Finis les clichés et la mauvaise réputation ! Lancée depuis plusieurs années et conduite sous la houlette du cabinet d’architectes Panthéon, la rénovation du lycée Roger-Claustres donne une vision décapante de l’enseignement professionnel.

« Une architecture de qualité, une lumière exceptionnelle, un mobilier contemporain » : le nouveau bâtiment du lycée professionnel Roger-Claustres, à Clermont-Ferrand, est déjà une réussite aux yeux du professeur d’arts appliqués. Il faut bien le constater, le cliché, rude, de l’enseignement professionnel s’efface au profit d’un parti esthétique assumé.
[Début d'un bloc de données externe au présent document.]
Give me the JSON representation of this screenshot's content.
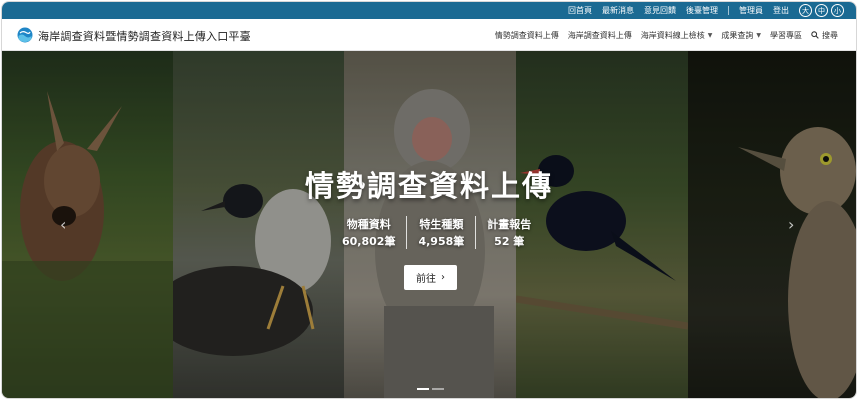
{
  "topbar": {
    "links": [
      "回首頁",
      "最新消息",
      "意見回饋",
      "後臺管理"
    ],
    "user_links": [
      "管理員",
      "登出"
    ],
    "font_sizes": [
      "大",
      "中",
      "小"
    ]
  },
  "header": {
    "site_title": "海岸調查資料暨情勢調查資料上傳入口平臺",
    "nav": [
      {
        "label": "情勢調查資料上傳",
        "dropdown": false
      },
      {
        "label": "海岸調查資料上傳",
        "dropdown": false
      },
      {
        "label": "海岸資料線上檢核",
        "dropdown": true
      },
      {
        "label": "成果查詢",
        "dropdown": true
      },
      {
        "label": "學習專區",
        "dropdown": false
      }
    ],
    "search_label": "搜尋"
  },
  "hero": {
    "title": "情勢調查資料上傳",
    "stats": [
      {
        "label": "物種資料",
        "value": "60,802筆"
      },
      {
        "label": "特生種類",
        "value": "4,958筆"
      },
      {
        "label": "計畫報告",
        "value": "52 筆"
      }
    ],
    "button_label": "前往",
    "button_icon": "chevron-right-icon",
    "slides_count": 2,
    "active_slide": 1
  },
  "colors": {
    "topbar": "#1b6a93",
    "header_bg": "#ffffff",
    "button_bg": "#ffffff"
  }
}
Selon l’architecte Geneviève Panthéon, «les locaux doivent sortir de l’image traditionnelle du lycée pour permettre d’ouvrir l’enseignement professionnel sur le monde de l’entreprise». Elle accorde le plus grand soin aux détails : chaises, canapés et tables portent la griffe de designers tels que Starkou Ron Arad.
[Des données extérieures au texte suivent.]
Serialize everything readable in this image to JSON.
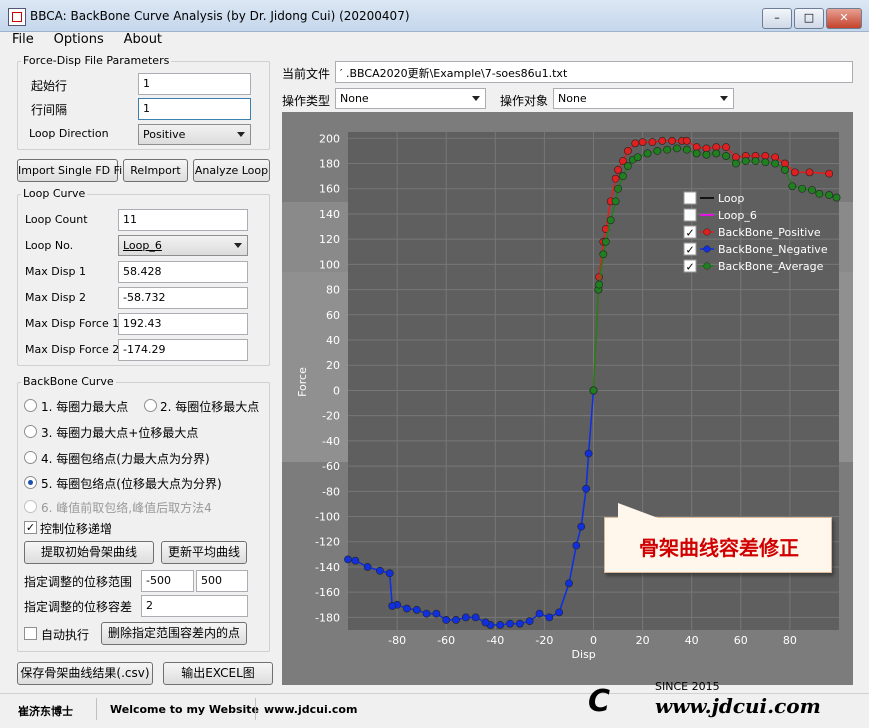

Ces choix ont provoqué parfois de solides polémiques. L’Éducation nationale en général et les lycées professionnels, en particulier, n’ont pas toujours l’habitude d’être traités avec autant d’égards. « On ne change pas facilement sur ses fonds propres pour des chaises à 150 ?», nuance le conseiller principal, Éric Sabin. Aux premières loges, le proviseur Joël Leroux observe : « C’est important que les élèves identifient ces lieux comme un endroit où ils sont bien, avec une vraie qualité de vie. Et tout ce qui est gagné sur la perception de l’établissement se retrouve sur le plan pédagogique.».
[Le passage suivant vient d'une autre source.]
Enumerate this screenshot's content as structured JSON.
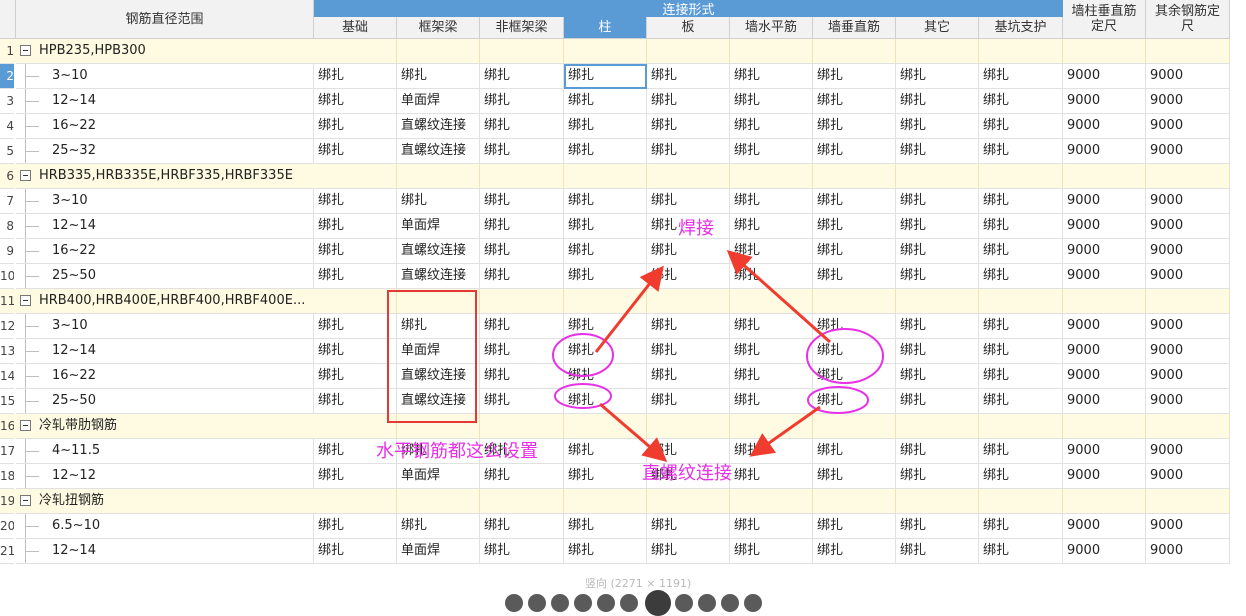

D’après les surveillants, le jeu en vaut la chandelle. Pour preuve : dans le nouveau bâtiment, on note moins d’actes de vandalisme.

Fatigue et impatience

Mais depuis quelques mois, l’internat et le service de restauration sont en chantier. Interne de première en bac Productique, Angélique témoigne : « À 18 h, on nous appelle, il faut partir pour prendre le car vers notre nouvel internat, où il n’y a même plus de garçons. Matin, midi et soir, on voyage ; jamais de pause après les cours. C’est fatigant. On en a marre.». Lucie, en deuxième année de CAP prothèse, exprime quelques regrets : « Quand tout sera fini…nous, on ne sera plus là.»

Toutes ces réserves trouveront sans doute, d’ici la fin du programme prévue dans quatre ans, leur réponse. À 100 km de là, c’est ce que semble prouver l’exemple d’un autre lycée professionnel, celui d’Yzeure. Grâce à sa réhabilitation, l’établissement a tissé de nouveaux liens avec les entreprises. Et le proviseur, Serge Meunier, note un véritable changement dans le travail des élèves. C’est aussi cela le bénéfice d’un lifting réussi.